Twitter's Coleman says the early phases of the program may not reflect the company's vision for Birdwatch.
"We knew we would get a mix of quality," he said. "The key is, how can we identify the best of it? How can we provide a rating system that allows the community to provide feedback so we can pull out the best of it? And ultimately, how do we encourage more of that over time?"
Who checks the fact checkers?
Perhaps the biggest challenge for Twitter is ensuring that Birdwatch does not recreate some of the problems it's trying to address — like becoming a venue for misinformation.
"What if there's an accurate tweet and someone fact checks that to say something inaccurate, then who fact checks that, and then who fact checks that?" asked Molly White, a long-time Wikipedia editor.
White is also wary of the potential for harassment and "brigading" — when people gang up on a particular post or user.
"The first thing I thought of when I saw the announcement about Birdwatch is, like, how on earth are they going to try to protect these people?" she said.
Coleman says Twitter shares those concerns about manipulation and harassment.
"We do expect to see brigading and things like that happening on Birdwatch," he said. "But we believe that we can design it to work differently than Twitter in a way that can handle that."
That means changing the way social media incentivizes users.
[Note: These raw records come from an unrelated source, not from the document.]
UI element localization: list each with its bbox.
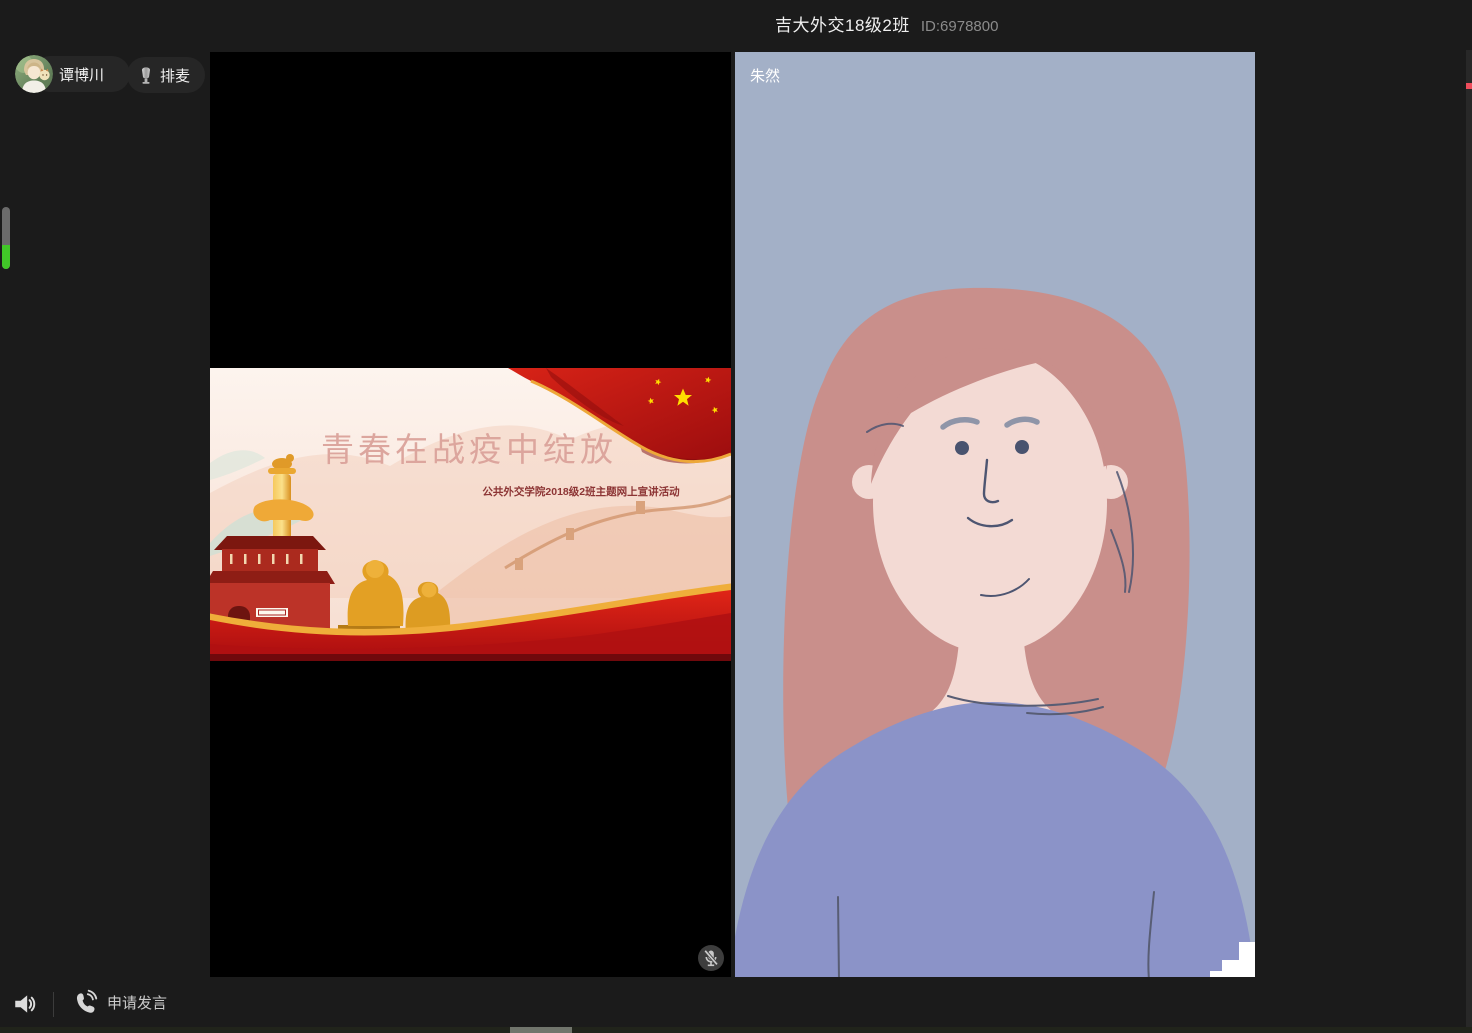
banner-subtitle: 公共外交学院2018级2班主题网上宣讲活动 — [482, 485, 680, 498]
mic-icon — [139, 65, 153, 85]
request-speak-label: 申请发言 — [107, 992, 167, 1013]
volume-meter-level — [2, 245, 10, 269]
titlebar: 吉大外交18级2班 ID:6978800 — [775, 11, 998, 36]
mic-muted-indicator — [698, 945, 724, 971]
horizontal-scrollbar-thumb[interactable] — [510, 1027, 572, 1033]
speaker-button[interactable] — [12, 991, 40, 1017]
vertical-scrollbar[interactable] — [1466, 50, 1472, 1033]
presentation-banner: 青春在战疫中绽放 公共外交学院2018级2班主题网上宣讲活动 — [210, 368, 731, 661]
bottom-bar-divider — [53, 992, 54, 1017]
room-id: ID:6978800 — [921, 18, 999, 35]
scroll-notification-marker — [1466, 83, 1472, 89]
participant-name-label: 朱然 — [750, 65, 780, 86]
request-speak-button[interactable]: 申请发言 — [72, 989, 167, 1015]
banner-title: 青春在战疫中绽放 — [321, 430, 617, 469]
camera-video: 朱然 — [735, 52, 1255, 977]
page-title: 吉大外交18级2班 — [775, 11, 910, 36]
presentation-video: 青春在战疫中绽放 公共外交学院2018级2班主题网上宣讲活动 — [210, 52, 731, 977]
phone-call-icon — [72, 989, 98, 1015]
meeting-window: 吉大外交18级2班 ID:6978800 — [0, 0, 1472, 1033]
participant-illustration — [735, 52, 1255, 977]
avatar — [15, 55, 53, 93]
horizontal-scrollbar[interactable] — [0, 1027, 1472, 1033]
bottom-bar: 申请发言 — [0, 977, 1472, 1027]
avatar-image — [15, 55, 53, 93]
member-name: 谭博川 — [59, 64, 104, 85]
mic-queue-label: 排麦 — [160, 65, 190, 86]
mic-queue-button[interactable]: 排麦 — [127, 57, 205, 93]
signal-steps-icon — [1210, 942, 1255, 977]
volume-meter[interactable] — [2, 207, 10, 269]
mic-muted-icon — [698, 945, 724, 971]
speaker-icon — [12, 991, 38, 1017]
On Twitter, people are rewarded for creating posts that go viral. They get a lot of reactions, such as replies, retweets and likes. And they gain more followers, and visibility.
In contrast, Birdwatch users are encouraged to develop reputations as being helpful and credible. Birdwatch plans to display prominently the notes and ratings from the most reputable users.
Ultimately, it's an experiment designed to find out whether Twitter users can trust each other more than they trust Twitter itself to verify information.
"We know that not everyone trusts a single tech company or any singular institution to make the decisions about what context to add and when," Coleman said.
Can you build consensus when people disagree about the truth?
Some critics of tech companies say it's encouraging that Twitter is trying something new to address the fraught fight over misinformation and who gets to set limits on online speech.
"It is good to see companies getting creative beyond, 'Should this content be up or down?' or 'Let's remove more content faster,'" said Evan Greer, deputy director of the nonprofit Fight for the Future.
"But like with anything else, the devil will be in the details," she said. "Will we be able to see how decisions were made, who made them? And will there be due process and mechanisms in place to prevent the system from being abused?"
What's more, for Birdwatch to succeed, it will have to overcome an uncomfortable truth not just about Twitter, but all social media in a bitterly divided nation.
"People on Twitter do not agree on what truth is. They do not agree on what real news is. And that's a problem," said Tiffany Li, a Boston University law professor who studies technology.
"If they don't agree on what the truth is, they're going to have different opinions on whether or not a tweet or a post is truthful. And I don't think that Birdwatch can really solve this divide."